Victor Hugo




Fransız şair ve yazar Victor Hugo, Fransa tarihinin en çalkantılı günlerinde, 1802’de dünyaya geldi. Napolyon ordusunda general olan babası, imparatorun parlak döneminde önemli görevlerde bulundu, bir çok dış ülkeye seyahat etti ve Madrid’te valilik yaptı. Hugo, anne ve babası arasındaki geçimsizlikler nedeniyle genellikle annesinden uzak kaldı ve babası ile yaşadı.
Hugo ilkokula İspanya’da başladı ancak İspanyol aristokratlarının çocuklarını kabul eden bu okulda, sonradan soyluluk ünvanı almış bir burjuva generalin oğlu olması, alay konusu edilerek dışlanmasına yol açtı. Yazarların ürünleri ile yaşam öyküleri arasında ilişki kurmak eğilimindeki araştırmacılar, İspanyol okulunda geçen günlerin, Hugo’nun aristokrasiye bir yandan hayranlık duyup bir yandan da nefret etmesi gibi gerilimli bir duyguya kapılarak liberal-demokratik ilkeleri seçmesinde büyük rol oynadığını iddia etmişlerdir.
Napolyon’un imparatorluktan düşmesi ile birlikte Hugo ailesi için zor günler başladı. Paris Hukuk Fakültesi’nde başladığı yüksek öğrenimine maddi sıkıntılar yüzünden devam edemedi ve ayrıldı. Ayrıldıktan sonra kendini kitaplara veren Hugo, ilk şiirlerini de bu yıllarda yazdı. Annesinin ölümüyle sefaletin eşiğine gelen genç yazarı bu güç durumdan kurtaran yirmili yaşlarda yayınlanan -kraliyet yanlısı- şiirleri oldu; XVIII.Lois tarafından bin frank aylığa bağlandı, Chateaubriand’ın ilgisini çekti ve romantik akımı benimsemesinden sonra parlak bir kariyerin kapısını araladı.
1827’de “Cromwell” ve 1830’da “Hernani” oyunları, -tıpkı Namık Kemal’in “Vatan Yahut Silistre”sinin Osmanlıda yarattığı- isyana benzer bir heyecan uyandırdı Paris’te. 1830 yılında Victor Hugo'nun Hernani piyesinin oynanmasından sonra romantiklerle klasik edebiyat taraftarları arasında "Hernani Savaşı" denilen tartışma basladı. Bu tartışma romantiklerin “klasizm” karşısında kesin zaferiyle sonuçlandı.
Hugo’nun ilk romanı ise “Notre Dame’ın Kamburu”dur(1831).
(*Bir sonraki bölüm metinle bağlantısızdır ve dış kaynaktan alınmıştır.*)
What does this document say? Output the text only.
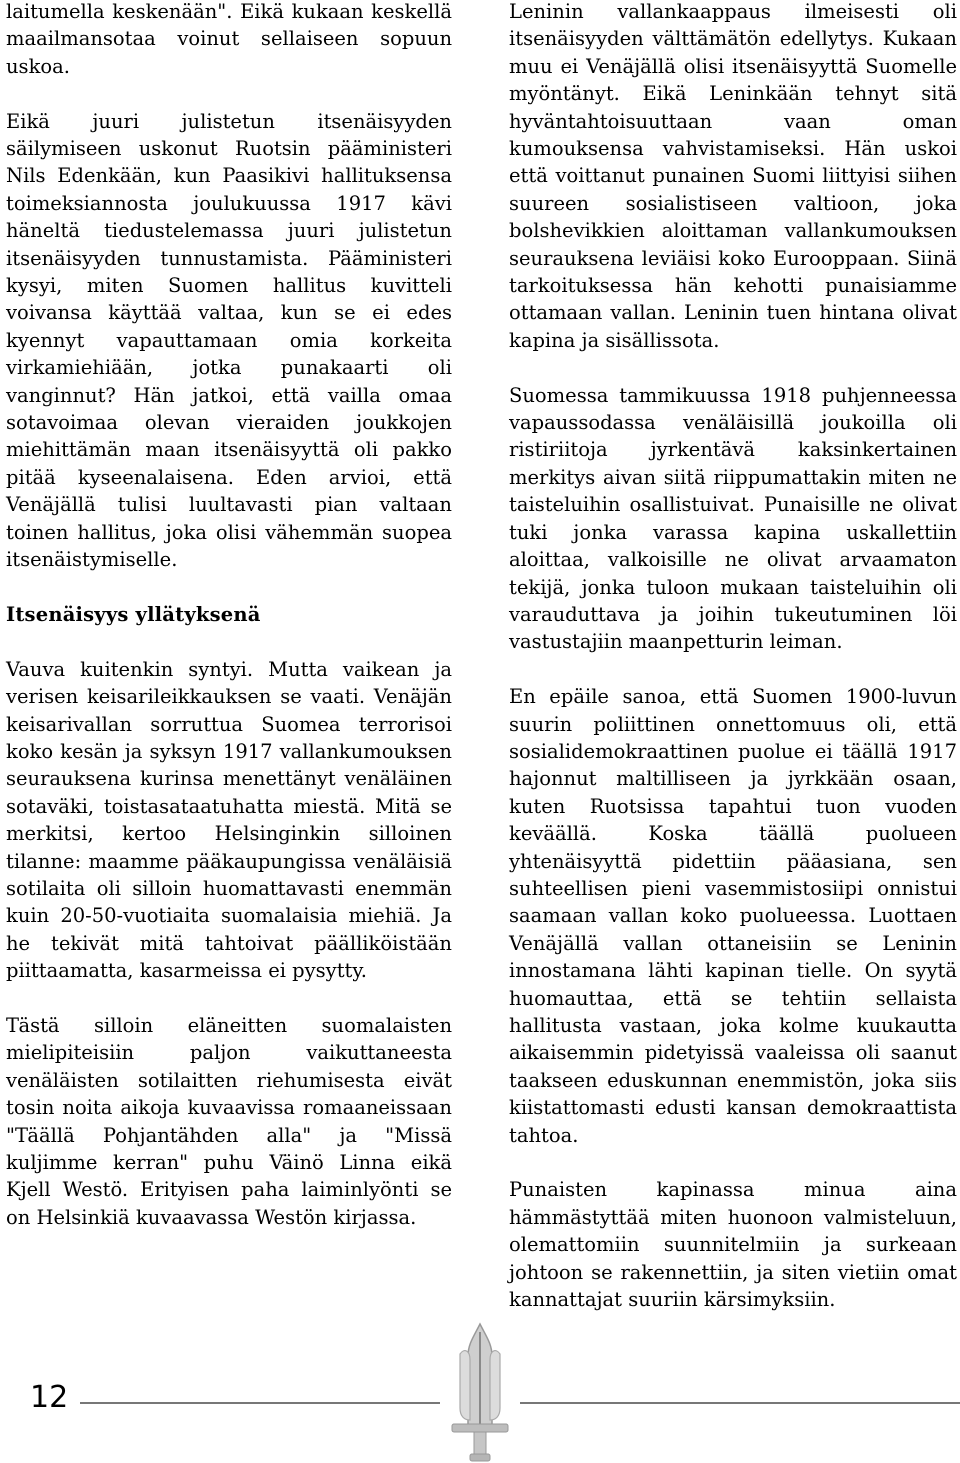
laitumella keskenään". Eikä kukaan keskellä maailmansotaa voinut sellaiseen sopuun uskoa.

Eikä juuri julistetun itsenäisyyden säilymiseen uskonut Ruotsin pääministeri Nils Edenkään, kun Paasikivi hallituksensa toimeksiannosta joulukuussa 1917 kävi häneltä tiedustelemassa juuri julistetun itsenäisyyden tunnustamista. Pääministeri kysyi, miten Suomen hallitus kuvitteli voivansa käyttää valtaa, kun se ei edes kyennyt vapauttamaan omia korkeita virkamiehiään, jotka punakaarti oli vanginnut? Hän jatkoi, että vailla omaa sotavoimaa olevan vieraiden joukkojen miehittämän maan itsenäisyyttä oli pakko pitää kyseenalaisena. Eden arvioi, että Venäjällä tulisi luultavasti pian valtaan toinen hallitus, joka olisi vähemmän suopea itsenäistymiselle.

Itsenäisyys yllätyksenä

Vauva kuitenkin syntyi. Mutta vaikean ja verisen keisarileikkauksen se vaati. Venäjän keisarivallan sorruttua Suomea terrorisoi koko kesän ja syksyn 1917 vallankumouksen seurauksena kurinsa menettänyt venäläinen sotaväki, toistasataatuhatta miestä. Mitä se merkitsi, kertoo Helsinginkin silloinen tilanne: maamme pääkaupungissa venäläisiä sotilaita oli silloin huomattavasti enemmän kuin 20-50-vuotiaita suomalaisia miehiä. Ja he tekivät mitä tahtoivat päälliköistään piittaamatta, kasarmeissa ei pysytty.

Tästä silloin eläneitten suomalaisten mielipiteisiin paljon vaikuttaneesta venäläisten sotilaitten riehumisesta eivät tosin noita aikoja kuvaavissa romaaneissaan "Täällä Pohjantähden alla" ja "Missä kuljimme kerran" puhu Väinö Linna eikä Kjell Westö. Erityisen paha laiminlyönti se on Helsinkiä kuvaavassa Westön kirjassa.

Leninin vallankaappaus ilmeisesti oli itsenäisyyden välttämätön edellytys. Kukaan muu ei Venäjällä olisi itsenäisyyttä Suomelle myöntänyt. Eikä Leninkään tehnyt sitä hyväntahtoisuuttaan vaan oman kumouksensa vahvistamiseksi. Hän uskoi että voittanut punainen Suomi liittyisi siihen suureen sosialistiseen valtioon, joka bolshevikkien aloittaman vallankumouksen seurauksena leviäisi koko Eurooppaan. Siinä tarkoituksessa hän kehotti punaisiamme ottamaan vallan. Leninin tuen hintana olivat kapina ja sisällissota.

Suomessa tammikuussa 1918 puhjenneessa vapaussodassa venäläisillä joukoilla oli ristiriitoja jyrkentävä kaksinkertainen merkitys aivan siitä riippumattakin miten ne taisteluihin osallistuivat. Punaisille ne olivat tuki jonka varassa kapina uskallettiin aloittaa, valkoisille ne olivat arvaamaton tekijä, jonka tuloon mukaan taisteluihin oli varauduttava ja joihin tukeutuminen löi vastustajiin maanpetturin leiman.

En epäile sanoa, että Suomen 1900-luvun suurin poliittinen onnettomuus oli, että sosialidemokraattinen puolue ei täällä 1917 hajonnut maltilliseen ja jyrkkään osaan, kuten Ruotsissa tapahtui tuon vuoden keväällä. Koska täällä puolueen yhtenäisyyttä pidettiin pääasiana, sen suhteellisen pieni vasemmistosiipi onnistui saamaan vallan koko puolueessa. Luottaen Venäjällä vallan ottaneisiin se Leninin innostamana lähti kapinan tielle. On syytä huomauttaa, että se tehtiin sellaista hallitusta vastaan, joka kolme kuukautta aikaisemmin pidetyissä vaaleissa oli saanut taakseen eduskunnan enemmistön, joka siis kiistattomasti edusti kansan demokraattista tahtoa.

Punaisten kapinassa minua aina hämmästyttää miten huonoon valmisteluun, olemattomiin suunnitelmiin ja surkeaan johtoon se rakennettiin, ja siten vietiin omat kannattajat suuriin kärsimyksiin.

12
Bugün okunduğunda, yazarın en yüzeysel ürünü olarak değerlendirebileceğimiz bu romanın nispi başarısızlığı, Hugo’nun maddi nedenlerle yayınevinin ısrarına boyun eğerek metnini çok kısa bir sürede tamamlamak zorunda kalmasındandır. Yine de, Hugo’nun yükselen ünü, Fransa’da bu kitabının da sevilerek okunmasını sağlamıştır.
1831-1941 arasında çok sayıda şiir, piyes ve roman yazan Hugo, 1841’de Fransız Akademisi’ne seçildi. 1848 İhtilali’nden sonra Cumhuriyetçi saflara geçti ve Cumhurbaşkanlığı için aday bile oldu. Kendisi seçilemedi, ama seçilen Louis Napolyon’u destekledi. Ancak Napolyon da imparatorluğunu ilan edince, Hugo 1851’de Fransa topraklarını terk ederek –yirmi yıl sürecek gönüllü bir sürgünü geçireceği- Channel Adaları’na yerleşti. Burada yazdığı “Sefiller”(1861), onun en çok tanınan ve sevilen eseridir. İmparatorluk dönemi sona erip Üçüncü Cumhuriyet kurulunca, Victor Hugo, Paris’e bir kahraman olarak döndü. Millet meclisine seçildi, ama politikadan çok edebiyatla ilgilenmeyi tercih etti. 1885’de öldüğünde, büyük bir törenle Pantheon’a gömüldü.
19.yy Paris’inden insan manzaraları; “Sefiller”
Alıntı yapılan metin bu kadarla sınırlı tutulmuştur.